Following the low success rate of the first run, local researchers have taken aboard another form of microbicide for trials.
Microbicides are products being developed that women could use vaginally to protect themselves from HIV and possibly other sexually transmitted infections.
Many sexually active men are taking up the free circumcision option being offered in various centers countrywide. Male circumcision is believed to reduce HIV transmission rates by up to 60 percent.
A microbicide could be produced in many forms, including gels, creams, suppositories, films, or as a sponge or ring that releases the active ingredient over time and could be the most important innovation in reproductive health since the Pill.
Although correct and consistent use of male condoms has been shown to prevent HIV infection, women often have no power to negotiate for safer sex hence introduction of the microbicides.
The University of Zimbabwe in collaboration with the University of California San Francisco (UZ-UCSF) project director Dr Nyaradzo Mgodi said the trial, involving the vaginal ring is still in its preliminary stages but is expected to be rolled out beginning of next year and will run for two years.
Dr Mgodi said the vaginal ring contains dapivirine - an anti-retroviral drug - and can be inserted into one's privates for close to a month.
"The vaginal ring is a do it yourself device inserted on the cervix and it slowly releases the drug into the cervix and around the vagina, which interrupts the HIV life cycle.
"The method has proved to be safe in studies done in other countries and we will run it in the country starting 2012 and for the next two years," she said
Dr Mgodi also said the trial is targeting women aged between 18 and 30 years because they are more vulnerable to HIV.

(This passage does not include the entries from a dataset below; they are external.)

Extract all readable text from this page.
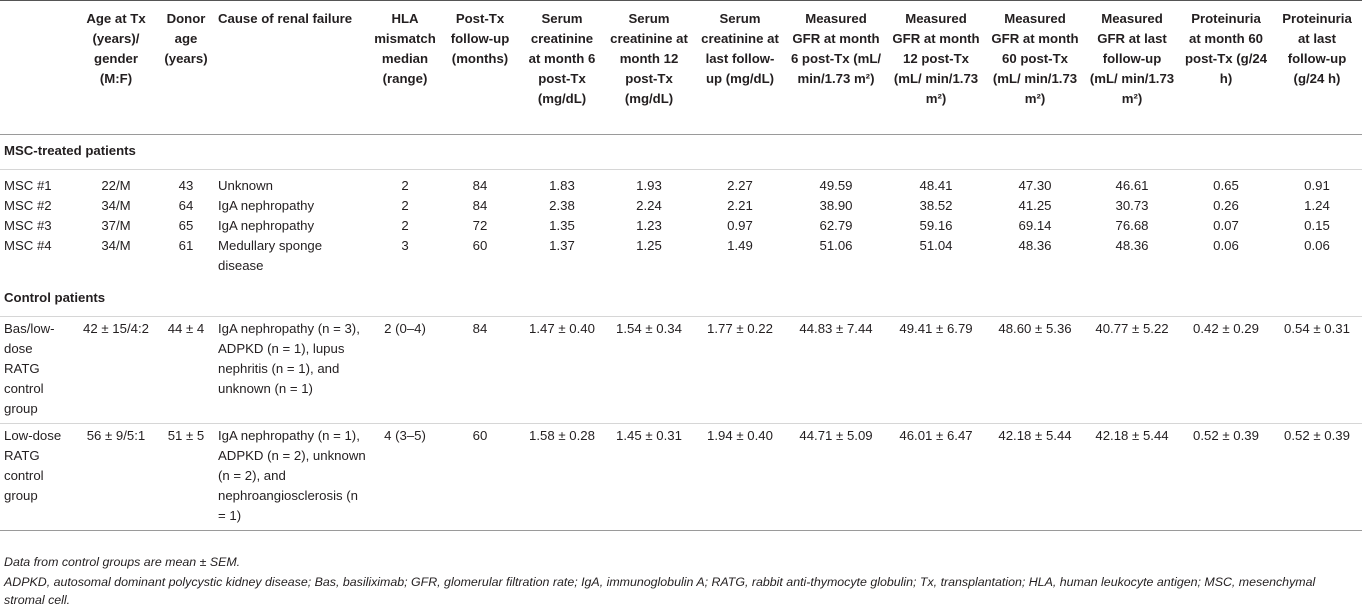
	Age at Tx (years)/ gender (M:F)	Donor age (years)	Cause of renal failure	HLA mismatch median (range)	Post-Tx follow-up (months)	Serum creatinine at month 6 post-Tx (mg/dL)	Serum creatinine at month 12 post-Tx (mg/dL)	Serum creatinine at last follow-up (mg/dL)	Measured GFR at month 6 post-Tx (mL/ min/1.73 m²)	Measured GFR at month 12 post-Tx (mL/ min/1.73 m²)	Measured GFR at month 60 post-Tx (mL/ min/1.73 m²)	Measured GFR at last follow-up (mL/ min/1.73 m²)	Proteinuria at month 60 post-Tx (g/24 h)	Proteinuria at last follow-up (g/24 h)
MSC-treated patients														
MSC #1	22/M	43	Unknown	2	84	1.83	1.93	2.27	49.59	48.41	47.30	46.61	0.65	0.91
MSC #2	34/M	64	IgA nephropathy	2	84	2.38	2.24	2.21	38.90	38.52	41.25	30.73	0.26	1.24
MSC #3	37/M	65	IgA nephropathy	2	72	1.35	1.23	0.97	62.79	59.16	69.14	76.68	0.07	0.15
MSC #4	34/M	61	Medullary sponge disease	3	60	1.37	1.25	1.49	51.06	51.04	48.36	48.36	0.06	0.06
Control patients														
Bas/low-dose RATG control group	42 ± 15/4:2	44 ± 4	IgA nephropathy (n = 3), ADPKD (n = 1), lupus nephritis (n = 1), and unknown (n = 1)	2 (0–4)	84	1.47 ± 0.40	1.54 ± 0.34	1.77 ± 0.22	44.83 ± 7.44	49.41 ± 6.79	48.60 ± 5.36	40.77 ± 5.22	0.42 ± 0.29	0.54 ± 0.31
Low-dose RATG control group	56 ± 9/5:1	51 ± 5	IgA nephropathy (n = 1), ADPKD (n = 2), unknown (n = 2), and nephroangiosclerosis (n = 1)	4 (3–5)	60	1.58 ± 0.28	1.45 ± 0.31	1.94 ± 0.40	44.71 ± 5.09	46.01 ± 6.47	42.18 ± 5.44	42.18 ± 5.44	0.52 ± 0.39	0.52 ± 0.39
Data from control groups are mean ± SEM.
ADPKD, autosomal dominant polycystic kidney disease; Bas, basiliximab; GFR, glomerular filtration rate; IgA, immunoglobulin A; RATG, rabbit anti-thymocyte globulin; Tx, transplantation; HLA, human leukocyte antigen; MSC, mesenchymal stromal cell.
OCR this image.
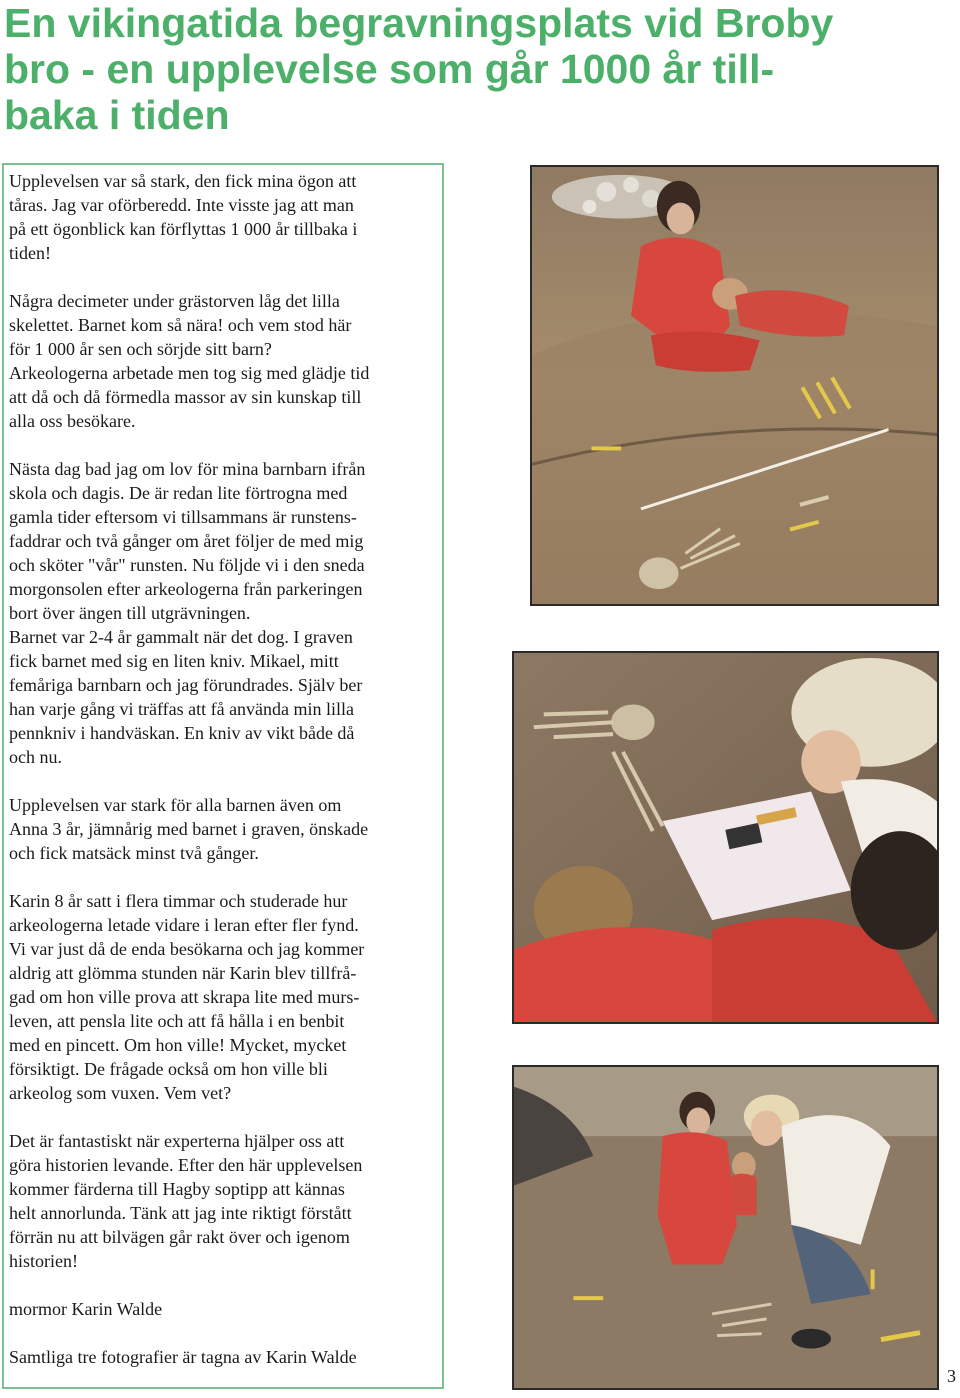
En vikingatida begravningsplats vid Broby
bro - en upplevelse som går 1000 år till-
baka i tiden

Upplevelsen var så stark, den fick mina ögon att
tåras. Jag var oförberedd. Inte visste jag att man
på ett ögonblick kan förflyttas 1 000 år tillbaka i
tiden!

Några decimeter under grästorven låg det lilla
skelettet. Barnet kom så nära! och vem stod här
för 1 000 år sen och sörjde sitt barn?
Arkeologerna arbetade men tog sig med glädje tid
att då och då förmedla massor av sin kunskap till
alla oss besökare.

Nästa dag bad jag om lov för mina barnbarn ifrån
skola och dagis. De är redan lite förtrogna med
gamla tider eftersom vi tillsammans är runstens-
faddrar och två gånger om året följer de med mig
och sköter "vår" runsten. Nu följde vi i den sneda
morgonsolen efter arkeologerna från parkeringen
bort över ängen till utgrävningen.
Barnet var 2-4 år gammalt när det dog. I graven
fick barnet med sig en liten kniv. Mikael, mitt
femåriga barnbarn och jag förundrades. Själv ber
han varje gång vi träffas att få använda min lilla
pennkniv i handväskan. En kniv av vikt både då
och nu.

Upplevelsen var stark för alla barnen även om
Anna 3 år, jämnårig med barnet i graven, önskade
och fick matsäck minst två gånger.

Karin 8 år satt i flera timmar och studerade hur
arkeologerna letade vidare i leran efter fler fynd.
Vi var just då de enda besökarna och jag kommer
aldrig att glömma stunden när Karin blev tillfrå-
gad om hon ville prova att skrapa lite med murs-
leven, att pensla lite och att få hålla i en benbit
med en pincett. Om hon ville! Mycket, mycket
försiktigt. De frågade också om hon ville bli
arkeolog som vuxen. Vem vet?

Det är fantastiskt när experterna hjälper oss att
göra historien levande. Efter den här upplevelsen
kommer färderna till Hagby soptipp att kännas
helt annorlunda. Tänk att jag inte riktigt förstått
förrän nu att bilvägen går rakt över och igenom
historien!

mormor Karin Walde

Samtliga tre fotografier är tagna av Karin Walde

3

"Our prime target is married women as they fail to negotiate safe sex in their homes. Young women are also affected because of poverty so there are at high risk and those who are in unfaithful relationships," she said.
The project will be implemented simultaneously in Zimbabwe and other sub Saharan countries including Zambia, Uganda and South Africa.

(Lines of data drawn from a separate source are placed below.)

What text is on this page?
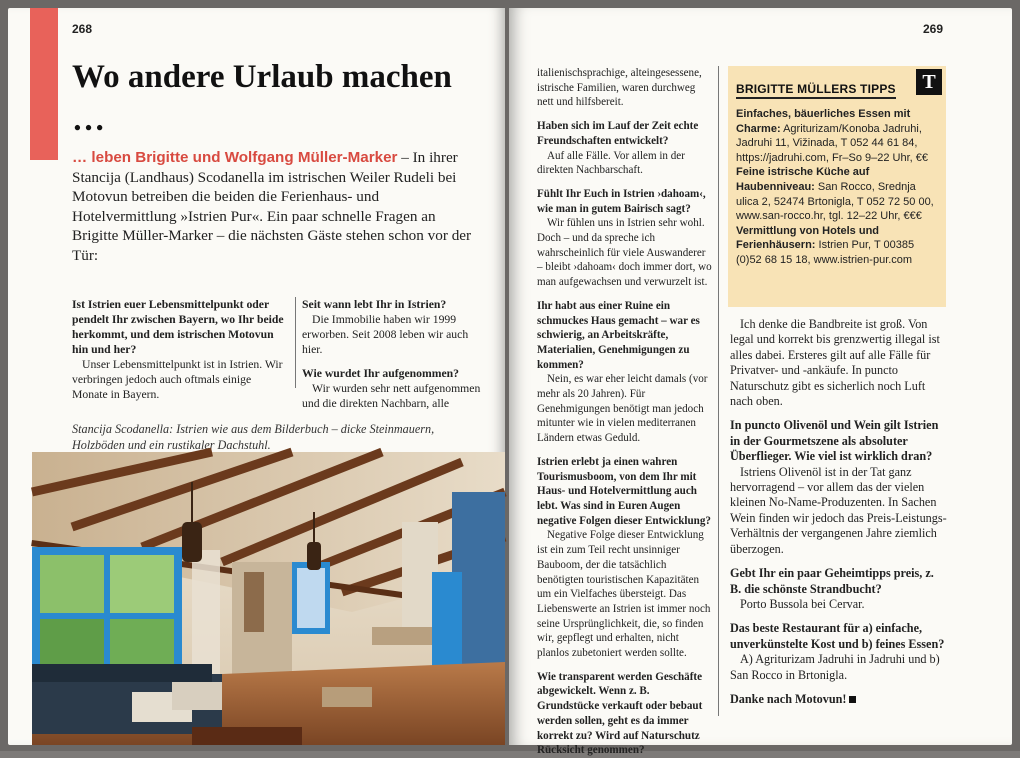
268
Wo andere Urlaub machen …
… leben Brigitte und Wolfgang Müller-Marker – In ihrer Stancija (Landhaus) Scodanella im istrischen Weiler Rudeli bei Motovun betreiben die beiden die Ferienhaus- und Hotelvermittlung »Istrien Pur«. Ein paar schnelle Fragen an Brigitte Müller-Marker – die nächsten Gäste stehen schon vor der Tür:

Ist Istrien euer Lebensmittelpunkt oder pendelt Ihr zwischen Bayern, wo Ihr beide herkommt, und dem istrischen Motovun hin und her?

Unser Lebensmittelpunkt ist in Istrien. Wir verbringen jedoch auch oftmals einige Monate in Bayern.

Seit wann lebt Ihr in Istrien?

Die Immobilie haben wir 1999 erworben. Seit 2008 leben wir auch hier.

Wie wurdet Ihr aufgenommen?

Wir wurden sehr nett aufgenommen und die direkten Nachbarn, alle

Stancija Scodanella: Istrien wie aus dem Bilderbuch – dicke Steinmauern, Holzböden und ein rustikaler Dachstuhl.
269

italienischsprachige, alteingesessene, istrische Familien, waren durchweg nett und hilfsbereit.

Haben sich im Lauf der Zeit echte Freundschaften entwickelt?

Auf alle Fälle. Vor allem in der direkten Nachbarschaft.

Fühlt Ihr Euch in Istrien ›dahoam‹, wie man in gutem Bairisch sagt?

Wir fühlen uns in Istrien sehr wohl. Doch – und da spreche ich wahrscheinlich für viele Auswanderer – bleibt ›dahoam‹ doch immer dort, wo man aufgewachsen und verwurzelt ist.

Ihr habt aus einer Ruine ein schmuckes Haus gemacht – war es schwierig, an Arbeitskräfte, Materialien, Genehmigungen zu kommen?

Nein, es war eher leicht damals (vor mehr als 20 Jahren). Für Genehmigungen benötigt man jedoch mitunter wie in vielen mediterranen Ländern etwas Geduld.

Istrien erlebt ja einen wahren Tourismusboom, von dem Ihr mit Haus- und Hotelvermittlung auch lebt. Was sind in Euren Augen negative Folgen dieser Entwicklung?

Negative Folge dieser Entwicklung ist ein zum Teil recht unsinniger Bauboom, der die tatsächlich benötigten touristischen Kapazitäten um ein Vielfaches übersteigt. Das Liebenswerte an Istrien ist immer noch seine Ursprünglichkeit, die, so finden wir, gepflegt und erhalten, nicht planlos zubetoniert werden sollte.

Wie transparent werden Geschäfte abgewickelt. Wenn z. B. Grundstücke verkauft oder bebaut werden sollen, geht es da immer korrekt zu? Wird auf Naturschutz Rücksicht genommen?

BRIGITTE MÜLLERS TIPPS	T

Einfaches, bäuerliches Essen mit Charme: Agriturizam/Konoba Jadruhi, Jadruhi 11, Vižinada, T 052 44 61 84, https://jadruhi.com, Fr–So 9–22 Uhr, €€

Feine istrische Küche auf Haubenniveau: San Rocco, Srednja ulica 2, 52474 Brtonigla, T 052 72 50 00, www.san-rocco.hr, tgl. 12–22 Uhr, €€€

Vermittlung von Hotels und Ferienhäusern: Istrien Pur, T 00385 (0)52 68 15 18, www.istrien-pur.com

Ich denke die Bandbreite ist groß. Von legal und korrekt bis grenzwertig illegal ist alles dabei. Ersteres gilt auf alle Fälle für Privatver- und -ankäufe. In puncto Naturschutz gibt es sicherlich noch Luft nach oben.

In puncto Olivenöl und Wein gilt Istrien in der Gourmetszene als absoluter Überflieger. Wie viel ist wirklich dran?

Istriens Olivenöl ist in der Tat ganz hervorragend – vor allem das der vielen kleinen No-Name-Produzenten. In Sachen Wein finden wir jedoch das Preis-Leistungs-Verhältnis der vergangenen Jahre ziemlich überzogen.

Gebt Ihr ein paar Geheimtipps preis, z. B. die schönste Strandbucht?

Porto Bussola bei Cervar.

Das beste Restaurant für a) einfache, unverkünstelte Kost und b) feines Essen?

A) Agriturizam Jadruhi in Jadruhi und b) San Rocco in Brtonigla.

Danke nach Motovun!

If found to be safe, the vaginal ring will complement other preventive measures already available such as male circumcision, condom use and the Prevention of Mother To Child Transmission (PMTCT).
The UZ-UCSF is also doing other researches under the Vaginal and Oral Interventions to Control the Epidemic commonly referred to as the VOICE study.

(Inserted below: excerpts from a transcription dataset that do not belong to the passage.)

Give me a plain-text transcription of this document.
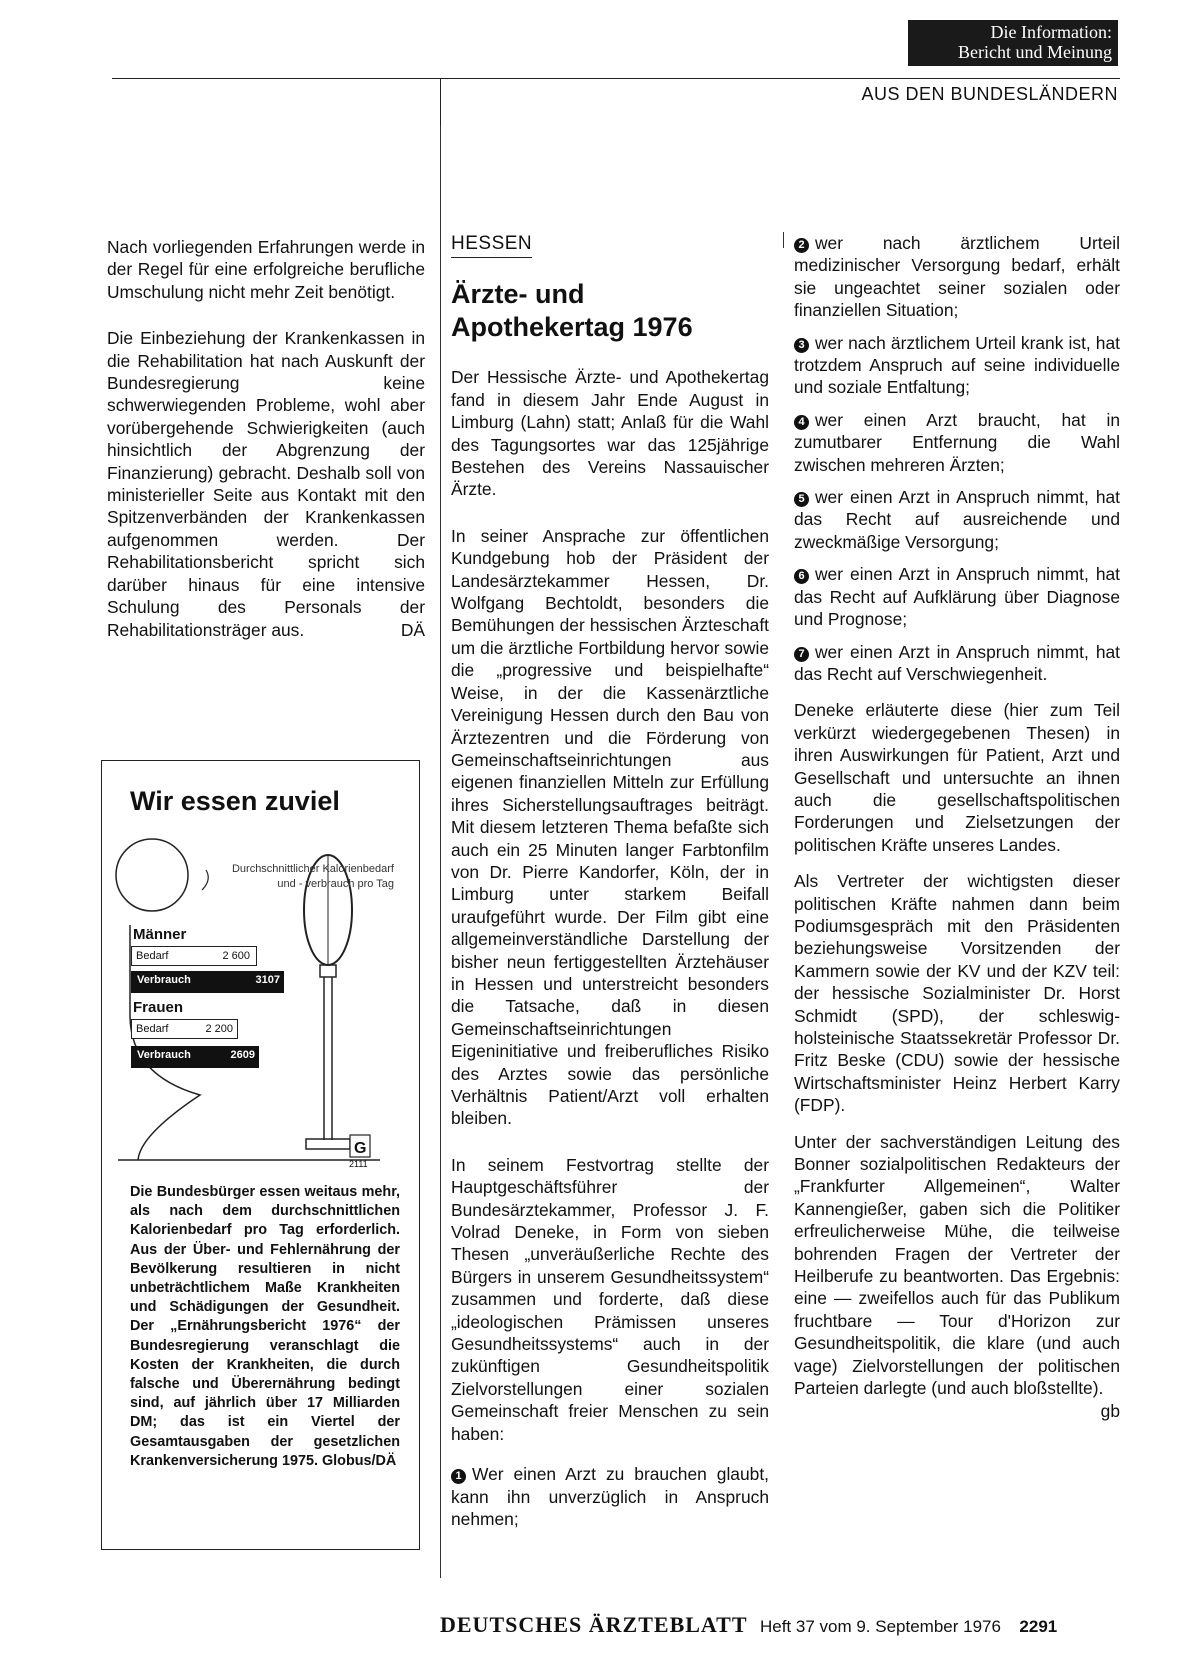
Die Information:
Bericht und Meinung
AUS DEN BUNDESLÄNDERN

Nach vorliegenden Erfahrungen werde in der Regel für eine erfolgreiche berufliche Umschulung nicht mehr Zeit benötigt.

Die Einbeziehung der Krankenkassen in die Rehabilitation hat nach Auskunft der Bundesregierung keine schwerwiegenden Probleme, wohl aber vorübergehende Schwierigkeiten (auch hinsichtlich der Abgrenzung der Finanzierung) gebracht. Deshalb soll von ministerieller Seite aus Kontakt mit den Spitzenverbänden der Krankenkassen aufgenommen werden. Der Rehabilitationsbericht spricht sich darüber hinaus für eine intensive Schulung des Personals der Rehabilitationsträger aus.	DÄ

Wir essen zuviel
G
Durchschnittlicher Kalorienbedarf
und - verbrauch pro Tag
2111
Männer
Bedarf	2 600
Verbrauch	3107
Frauen
Bedarf	2 200
Verbrauch	2609
Die Bundesbürger essen weitaus mehr, als nach dem durchschnittlichen Kalorienbedarf pro Tag erforderlich. Aus der Über- und Fehlernährung der Bevölkerung resultieren in nicht unbeträchtlichem Maße Krankheiten und Schädigungen der Gesundheit. Der „Ernährungsbericht 1976“ der Bundesregierung veranschlagt die Kosten der Krankheiten, die durch falsche und Überernährung bedingt sind, auf jährlich über 17 Milliarden DM; das ist ein Viertel der Gesamtausgaben der gesetzlichen Krankenversicherung 1975. Globus/DÄ
HESSEN
Ärzte- und
Apothekertag 1976

Der Hessische Ärzte- und Apothekertag fand in diesem Jahr Ende August in Limburg (Lahn) statt; Anlaß für die Wahl des Tagungsortes war das 125jährige Bestehen des Vereins Nassauischer Ärzte.

In seiner Ansprache zur öffentlichen Kundgebung hob der Präsident der Landesärztekammer Hessen, Dr. Wolfgang Bechtoldt, besonders die Bemühungen der hessischen Ärzteschaft um die ärztliche Fortbildung hervor sowie die „progressive und beispielhafte“ Weise, in der die Kassenärztliche Vereinigung Hessen durch den Bau von Ärztezentren und die Förderung von Gemeinschaftseinrichtungen aus eigenen finanziellen Mitteln zur Erfüllung ihres Sicherstellungsauftrages beiträgt. Mit diesem letzteren Thema befaßte sich auch ein 25 Minuten langer Farbtonfilm von Dr. Pierre Kandorfer, Köln, der in Limburg unter starkem Beifall uraufgeführt wurde. Der Film gibt eine allgemeinverständliche Darstellung der bisher neun fertiggestellten Ärztehäuser in Hessen und unterstreicht besonders die Tatsache, daß in diesen Gemeinschaftseinrichtungen Eigeninitiative und freiberufliches Risiko des Arztes sowie das persönliche Verhältnis Patient/Arzt voll erhalten bleiben.

In seinem Festvortrag stellte der Hauptgeschäftsführer der Bundesärztekammer, Professor J. F. Volrad Deneke, in Form von sieben Thesen „unveräußerliche Rechte des Bürgers in unserem Gesundheitssystem“ zusammen und forderte, daß diese „ideologischen Prämissen unseres Gesundheitssystems“ auch in der zukünftigen Gesundheitspolitik Zielvorstellungen einer sozialen Gemeinschaft freier Menschen zu sein haben:

1 Wer einen Arzt zu brauchen glaubt, kann ihn unverzüglich in Anspruch nehmen;

2 wer nach ärztlichem Urteil medizinischer Versorgung bedarf, erhält sie ungeachtet seiner sozialen oder finanziellen Situation;

3 wer nach ärztlichem Urteil krank ist, hat trotzdem Anspruch auf seine individuelle und soziale Entfaltung;

4 wer einen Arzt braucht, hat in zumutbarer Entfernung die Wahl zwischen mehreren Ärzten;

5 wer einen Arzt in Anspruch nimmt, hat das Recht auf ausreichende und zweckmäßige Versorgung;

6 wer einen Arzt in Anspruch nimmt, hat das Recht auf Aufklärung über Diagnose und Prognose;

7 wer einen Arzt in Anspruch nimmt, hat das Recht auf Verschwiegenheit.

Deneke erläuterte diese (hier zum Teil verkürzt wiedergegebenen Thesen) in ihren Auswirkungen für Patient, Arzt und Gesellschaft und untersuchte an ihnen auch die gesellschaftspolitischen Forderungen und Zielsetzungen der politischen Kräfte unseres Landes.

Als Vertreter der wichtigsten dieser politischen Kräfte nahmen dann beim Podiumsgespräch mit den Präsidenten beziehungsweise Vorsitzenden der Kammern sowie der KV und der KZV teil: der hessische Sozialminister Dr. Horst Schmidt (SPD), der schleswig-holsteinische Staatssekretär Professor Dr. Fritz Beske (CDU) sowie der hessische Wirtschaftsminister Heinz Herbert Karry (FDP).

Unter der sachverständigen Leitung des Bonner sozialpolitischen Redakteurs der „Frankfurter Allgemeinen“, Walter Kannengießer, gaben sich die Politiker erfreulicherweise Mühe, die teilweise bohrenden Fragen der Vertreter der Heilberufe zu beantworten. Das Ergebnis: eine — zweifellos auch für das Publikum fruchtbare — Tour d'Horizon zur Gesundheitspolitik, die klare (und auch vage) Zielvorstellungen der politischen Parteien darlegte (und auch bloßstellte).
gb

DEUTSCHES ÄRZTEBLATT Heft 37 vom 9. September 1976 2291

One arm of the study, involving the use of oral Tenofovier tablets was stopped prematurely because it failed to prove that it can protect women from acquiring HIV.
"There is no concern about the safety of Tenofovir gel or the oral Truvada tablet either.
In fact, we are continuing to test them in the VOICE in hopes that we will find that they are effective," said UZ-UCSF principal investigator Professor Mike Chirenje.
Tenofovir and Truvada are anti-retroviral drugs that prevent HIV from replicating inside cells. They were tested in thousands of HIV - infected individuals and are approved as HIV treatment by a number of regulatory agencies.
As a result, the drugs are now used in a tablet form, in combination with other anti-retrovirals, to treat HIV in many countries including Zimbabwe. Statistics show that women account for approximately 60 percent of people living with HIV in sub Saharan Africa.
The peak for HIV infection in women is between the ages of 20 and 29 whilst for man it is between 30 and 39 years.